広く取り入れられたのが、オフィスワークからテレワークへの切り替えです。しかし、切り替えの時間的猶予がほとんどなかったことから、適切なセキュリティ対策を講じる時間を十分に取れなかった企業が多く、数々の新たなセキュリティリスクの多くに対して脆弱性を残した状態となりました(リンク先は英語)。最も多く見られた攻撃の一つは、従業員が会社のリソースへリモートアクセスする際に使用するプロトコルを狙ったものです。
RDPへの攻撃が大きく増加
リモートデスクトッププロトコル(RDP)は、WindowsやWindows Serverへのアクセスに使用される、おそらく最も一般的なリモートデスクトップ接続です。テレワークへの切り替えが進むと、RDPに対する総当たり攻撃が急増しました(英語記事)。総当たり攻撃とは、さまざまなユーザー名とパスワードを、正しい組み合わせが見つかるまで試すことで不正アクセスを試みる攻撃です。総当たり攻撃が成功すれば、攻撃者は企業リソースにアクセス可能となります。

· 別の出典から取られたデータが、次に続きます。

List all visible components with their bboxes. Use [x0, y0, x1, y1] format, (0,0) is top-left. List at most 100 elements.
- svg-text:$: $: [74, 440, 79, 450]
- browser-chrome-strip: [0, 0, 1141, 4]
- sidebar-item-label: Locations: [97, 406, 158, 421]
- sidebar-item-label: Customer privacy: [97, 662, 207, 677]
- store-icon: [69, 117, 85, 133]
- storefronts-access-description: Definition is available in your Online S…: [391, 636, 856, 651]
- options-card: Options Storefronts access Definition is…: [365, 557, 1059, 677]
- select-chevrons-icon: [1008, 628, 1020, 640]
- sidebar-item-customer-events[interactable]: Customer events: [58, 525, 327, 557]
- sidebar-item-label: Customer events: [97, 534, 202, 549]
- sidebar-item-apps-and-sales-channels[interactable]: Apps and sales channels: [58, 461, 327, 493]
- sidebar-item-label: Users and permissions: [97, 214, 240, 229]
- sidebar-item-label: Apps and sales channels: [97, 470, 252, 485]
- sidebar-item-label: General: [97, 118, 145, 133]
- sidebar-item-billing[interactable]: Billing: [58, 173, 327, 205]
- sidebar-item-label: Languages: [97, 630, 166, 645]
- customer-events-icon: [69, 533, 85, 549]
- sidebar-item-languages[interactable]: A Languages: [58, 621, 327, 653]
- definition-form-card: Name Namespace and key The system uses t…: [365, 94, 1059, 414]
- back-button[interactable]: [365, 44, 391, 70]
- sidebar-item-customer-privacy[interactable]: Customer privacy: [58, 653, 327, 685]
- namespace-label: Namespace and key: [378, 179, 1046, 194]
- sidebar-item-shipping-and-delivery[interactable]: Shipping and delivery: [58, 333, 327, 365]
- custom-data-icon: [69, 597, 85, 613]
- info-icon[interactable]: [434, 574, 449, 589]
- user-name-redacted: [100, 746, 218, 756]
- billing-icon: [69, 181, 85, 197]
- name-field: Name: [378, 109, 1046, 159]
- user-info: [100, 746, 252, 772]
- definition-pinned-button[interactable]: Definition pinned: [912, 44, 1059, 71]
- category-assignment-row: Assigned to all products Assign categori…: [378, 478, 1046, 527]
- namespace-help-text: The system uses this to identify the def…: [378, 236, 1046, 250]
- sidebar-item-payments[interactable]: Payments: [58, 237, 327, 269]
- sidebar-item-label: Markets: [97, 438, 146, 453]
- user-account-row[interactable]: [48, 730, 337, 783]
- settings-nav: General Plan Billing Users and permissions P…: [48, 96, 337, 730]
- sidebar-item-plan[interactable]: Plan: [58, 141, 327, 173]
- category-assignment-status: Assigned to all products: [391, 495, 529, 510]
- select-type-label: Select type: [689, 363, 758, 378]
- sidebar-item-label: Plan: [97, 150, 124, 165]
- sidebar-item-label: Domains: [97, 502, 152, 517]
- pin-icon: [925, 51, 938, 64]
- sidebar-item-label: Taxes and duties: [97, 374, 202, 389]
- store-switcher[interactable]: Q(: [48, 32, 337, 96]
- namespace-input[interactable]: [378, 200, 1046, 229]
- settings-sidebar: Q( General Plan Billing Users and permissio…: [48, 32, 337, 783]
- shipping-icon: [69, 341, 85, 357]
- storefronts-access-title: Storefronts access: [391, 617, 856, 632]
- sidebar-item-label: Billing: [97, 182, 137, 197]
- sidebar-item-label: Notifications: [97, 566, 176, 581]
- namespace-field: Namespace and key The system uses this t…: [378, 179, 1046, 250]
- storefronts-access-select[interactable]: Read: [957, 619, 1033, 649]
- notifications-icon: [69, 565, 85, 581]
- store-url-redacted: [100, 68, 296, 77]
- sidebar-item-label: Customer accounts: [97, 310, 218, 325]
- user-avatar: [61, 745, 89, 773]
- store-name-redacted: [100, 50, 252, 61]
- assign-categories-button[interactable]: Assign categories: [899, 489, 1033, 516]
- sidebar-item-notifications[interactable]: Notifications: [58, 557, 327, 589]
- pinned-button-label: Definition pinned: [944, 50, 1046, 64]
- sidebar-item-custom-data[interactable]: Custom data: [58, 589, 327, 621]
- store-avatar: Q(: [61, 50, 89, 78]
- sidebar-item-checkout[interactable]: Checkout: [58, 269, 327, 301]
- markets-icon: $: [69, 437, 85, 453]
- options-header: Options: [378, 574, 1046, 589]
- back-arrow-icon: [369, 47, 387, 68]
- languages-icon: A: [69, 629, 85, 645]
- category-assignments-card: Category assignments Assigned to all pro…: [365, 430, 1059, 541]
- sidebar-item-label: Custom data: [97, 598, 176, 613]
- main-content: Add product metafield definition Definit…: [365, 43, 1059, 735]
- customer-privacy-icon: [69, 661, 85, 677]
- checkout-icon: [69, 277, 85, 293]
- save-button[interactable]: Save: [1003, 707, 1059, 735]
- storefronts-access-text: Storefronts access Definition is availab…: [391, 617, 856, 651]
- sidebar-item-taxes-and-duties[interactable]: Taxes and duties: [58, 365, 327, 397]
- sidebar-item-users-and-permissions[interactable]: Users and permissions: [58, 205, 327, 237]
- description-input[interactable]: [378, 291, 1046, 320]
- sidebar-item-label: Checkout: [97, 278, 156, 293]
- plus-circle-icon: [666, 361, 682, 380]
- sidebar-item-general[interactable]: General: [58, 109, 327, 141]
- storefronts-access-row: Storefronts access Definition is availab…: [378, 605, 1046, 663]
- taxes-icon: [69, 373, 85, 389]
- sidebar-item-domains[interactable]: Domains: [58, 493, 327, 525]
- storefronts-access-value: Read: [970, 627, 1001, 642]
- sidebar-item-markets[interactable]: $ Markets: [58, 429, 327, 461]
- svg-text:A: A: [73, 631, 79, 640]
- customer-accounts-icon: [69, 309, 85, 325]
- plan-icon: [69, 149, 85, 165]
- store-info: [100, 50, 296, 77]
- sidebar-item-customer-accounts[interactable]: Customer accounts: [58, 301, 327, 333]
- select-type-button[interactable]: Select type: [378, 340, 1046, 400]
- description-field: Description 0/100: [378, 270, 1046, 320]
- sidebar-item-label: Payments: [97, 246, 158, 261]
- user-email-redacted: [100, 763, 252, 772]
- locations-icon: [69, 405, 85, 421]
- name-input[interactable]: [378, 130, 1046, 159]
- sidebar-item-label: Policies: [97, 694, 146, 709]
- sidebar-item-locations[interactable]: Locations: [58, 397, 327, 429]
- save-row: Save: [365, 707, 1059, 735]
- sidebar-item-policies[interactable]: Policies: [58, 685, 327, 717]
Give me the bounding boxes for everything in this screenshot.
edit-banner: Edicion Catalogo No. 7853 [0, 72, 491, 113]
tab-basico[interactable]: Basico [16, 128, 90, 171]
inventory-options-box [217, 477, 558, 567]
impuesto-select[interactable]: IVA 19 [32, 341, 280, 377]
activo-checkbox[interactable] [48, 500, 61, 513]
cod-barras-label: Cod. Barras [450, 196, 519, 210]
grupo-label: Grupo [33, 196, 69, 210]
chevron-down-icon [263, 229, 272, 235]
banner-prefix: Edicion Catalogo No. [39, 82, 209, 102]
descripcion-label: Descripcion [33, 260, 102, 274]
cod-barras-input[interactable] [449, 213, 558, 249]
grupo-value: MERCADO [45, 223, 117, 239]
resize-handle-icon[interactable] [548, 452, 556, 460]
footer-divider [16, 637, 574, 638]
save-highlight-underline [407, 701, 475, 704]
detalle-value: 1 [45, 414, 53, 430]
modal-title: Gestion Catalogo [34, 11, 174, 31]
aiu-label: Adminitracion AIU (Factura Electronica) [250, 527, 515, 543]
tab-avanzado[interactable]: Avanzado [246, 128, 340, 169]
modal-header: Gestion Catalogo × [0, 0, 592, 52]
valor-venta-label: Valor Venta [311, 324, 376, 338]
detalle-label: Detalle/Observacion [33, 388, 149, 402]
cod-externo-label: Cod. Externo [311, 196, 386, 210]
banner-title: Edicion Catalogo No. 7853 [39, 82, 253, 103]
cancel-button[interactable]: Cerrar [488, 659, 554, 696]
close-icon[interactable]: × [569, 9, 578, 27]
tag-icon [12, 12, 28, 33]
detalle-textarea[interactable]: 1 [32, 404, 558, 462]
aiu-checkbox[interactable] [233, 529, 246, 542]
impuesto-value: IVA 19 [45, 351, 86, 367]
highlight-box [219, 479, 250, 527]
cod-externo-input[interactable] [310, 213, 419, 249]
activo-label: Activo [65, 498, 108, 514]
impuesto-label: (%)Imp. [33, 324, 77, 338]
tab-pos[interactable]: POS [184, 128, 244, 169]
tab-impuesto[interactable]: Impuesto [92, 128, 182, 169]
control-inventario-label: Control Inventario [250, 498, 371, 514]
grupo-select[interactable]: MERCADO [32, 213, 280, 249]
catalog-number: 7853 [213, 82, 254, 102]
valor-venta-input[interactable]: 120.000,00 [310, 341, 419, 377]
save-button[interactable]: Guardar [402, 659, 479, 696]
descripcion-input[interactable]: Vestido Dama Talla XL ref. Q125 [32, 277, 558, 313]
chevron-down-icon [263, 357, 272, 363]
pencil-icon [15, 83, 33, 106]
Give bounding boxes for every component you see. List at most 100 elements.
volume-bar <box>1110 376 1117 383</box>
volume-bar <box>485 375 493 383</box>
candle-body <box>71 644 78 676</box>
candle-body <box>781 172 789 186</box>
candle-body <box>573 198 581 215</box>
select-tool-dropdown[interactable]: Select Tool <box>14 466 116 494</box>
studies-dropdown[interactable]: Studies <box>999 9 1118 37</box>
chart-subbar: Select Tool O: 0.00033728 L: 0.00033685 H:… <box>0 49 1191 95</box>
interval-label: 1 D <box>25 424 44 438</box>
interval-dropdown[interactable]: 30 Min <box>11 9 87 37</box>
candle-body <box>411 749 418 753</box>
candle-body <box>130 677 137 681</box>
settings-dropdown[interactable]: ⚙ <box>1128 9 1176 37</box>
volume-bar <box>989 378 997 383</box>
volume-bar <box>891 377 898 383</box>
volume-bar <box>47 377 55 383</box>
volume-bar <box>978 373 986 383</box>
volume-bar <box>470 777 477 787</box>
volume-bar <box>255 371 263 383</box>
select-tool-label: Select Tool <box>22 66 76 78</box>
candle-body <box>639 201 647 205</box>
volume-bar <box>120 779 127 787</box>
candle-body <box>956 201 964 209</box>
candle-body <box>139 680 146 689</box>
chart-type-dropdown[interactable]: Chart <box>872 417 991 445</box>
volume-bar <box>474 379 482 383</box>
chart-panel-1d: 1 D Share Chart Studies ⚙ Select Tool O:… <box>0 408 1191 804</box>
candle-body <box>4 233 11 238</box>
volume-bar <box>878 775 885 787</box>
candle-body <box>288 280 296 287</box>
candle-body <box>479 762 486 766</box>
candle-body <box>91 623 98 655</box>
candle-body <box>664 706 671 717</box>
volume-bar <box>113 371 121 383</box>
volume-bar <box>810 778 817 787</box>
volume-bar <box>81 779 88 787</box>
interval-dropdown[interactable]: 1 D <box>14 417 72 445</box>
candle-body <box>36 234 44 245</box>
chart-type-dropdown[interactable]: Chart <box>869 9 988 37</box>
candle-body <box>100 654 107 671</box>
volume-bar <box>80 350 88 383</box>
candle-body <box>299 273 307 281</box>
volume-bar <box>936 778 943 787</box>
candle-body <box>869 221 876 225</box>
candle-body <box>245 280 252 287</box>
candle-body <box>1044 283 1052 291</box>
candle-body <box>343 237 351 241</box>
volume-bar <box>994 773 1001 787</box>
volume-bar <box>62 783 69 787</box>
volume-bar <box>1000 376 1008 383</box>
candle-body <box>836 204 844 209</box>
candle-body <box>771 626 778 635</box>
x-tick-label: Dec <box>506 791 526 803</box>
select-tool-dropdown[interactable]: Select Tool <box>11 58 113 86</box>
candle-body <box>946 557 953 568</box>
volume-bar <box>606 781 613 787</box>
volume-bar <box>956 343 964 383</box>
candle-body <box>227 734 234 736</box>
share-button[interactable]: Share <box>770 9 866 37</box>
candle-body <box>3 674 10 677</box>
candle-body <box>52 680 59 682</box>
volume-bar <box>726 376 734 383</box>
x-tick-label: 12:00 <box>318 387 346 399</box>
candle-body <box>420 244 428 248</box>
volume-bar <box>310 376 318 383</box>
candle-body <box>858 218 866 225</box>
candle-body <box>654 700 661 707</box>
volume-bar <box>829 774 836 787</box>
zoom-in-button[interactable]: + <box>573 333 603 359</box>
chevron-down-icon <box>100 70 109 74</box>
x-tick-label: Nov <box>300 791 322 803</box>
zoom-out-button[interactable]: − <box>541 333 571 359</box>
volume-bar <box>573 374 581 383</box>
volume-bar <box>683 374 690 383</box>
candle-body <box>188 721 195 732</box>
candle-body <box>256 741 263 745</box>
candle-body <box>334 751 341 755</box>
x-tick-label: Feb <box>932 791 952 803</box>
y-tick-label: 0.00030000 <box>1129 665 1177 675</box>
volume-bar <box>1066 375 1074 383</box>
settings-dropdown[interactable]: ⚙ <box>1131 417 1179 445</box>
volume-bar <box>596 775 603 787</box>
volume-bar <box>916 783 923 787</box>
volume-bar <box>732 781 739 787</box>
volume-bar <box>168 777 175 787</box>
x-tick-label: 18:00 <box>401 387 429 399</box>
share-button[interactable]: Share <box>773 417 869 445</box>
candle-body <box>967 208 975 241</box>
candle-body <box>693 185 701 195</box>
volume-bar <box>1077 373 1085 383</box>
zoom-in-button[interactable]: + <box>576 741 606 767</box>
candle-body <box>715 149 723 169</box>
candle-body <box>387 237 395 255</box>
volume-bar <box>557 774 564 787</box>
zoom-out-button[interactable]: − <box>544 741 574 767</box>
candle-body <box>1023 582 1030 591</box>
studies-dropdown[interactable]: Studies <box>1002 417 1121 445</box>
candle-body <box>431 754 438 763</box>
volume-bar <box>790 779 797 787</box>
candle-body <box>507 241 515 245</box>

過去1年間を通じ、総当たり攻撃の総数は増減を繰り返していますが、パンデミック前の水準に比べると増加しています。
Kasperskyのテレメトリデータによると、2020年3月に世界各地でロックダウンが実施された後、RDPに対する総当たり攻撃の総数は大幅に増加しました。全世界の数値を見ると、2020年2月の9,310万件から、1か月後の2020年3月には2億7,740万件と、約3倍になっています。2020年4月以降は月間の攻撃数が3億件を下回ることはなく、11月には全世界で4億900万件という過去最高の発生件数を記録しました。
パンデミックの発生から1年近くが経過した2021年2月には3億7,750万件となっており、2020年2月に確認された9,310万件とは非常に大きな開きがあります。
日本のデータを見てみると、2020年2月の件数は21.5万件、2021年2月の件数は86.5万件と、同様に大きく増加しています。
Kasperskyのセキュリティリサーチャーであるディミトリ・ガロフ(Dmitry Galov)は、オフィス勤務が再開されても何らかの形でテレワークという勤務形態は継続されるであろうとの見方を示した上で、RDPに対するサイバー攻撃は今後も高い比率で発生するだろうと述べています。「2020年、企業はセキュリティインフラをアップデートする必要があるのだということが明確になりました。まずは、リモートデスクトップ接続の保護を強化するところから始めるのもよいでしょう」
脅威の状況はパンデミック宣言以降どのように変化を見せたのか、詳しくはSecurelist記事『COVID-19: Examining the threat landscape a year later』をご参照ください(リンク先は英語)。
対策
企業リソースを総当たり攻撃から守るには、以下の対策をお勧めします。
- RDPへの接続は、企業VPNを通じてのアクセスとする。
- リモート接続する場合にはネットワークレベル認証(NLA)を使用した接続とする。
- 可能であれば、多要素認証を有効にする。
- ネットワーク経由の脅威に対応可能な企業向けセキュリティ製品(例えばKaspersky Endpoint Security for Business)を使用する。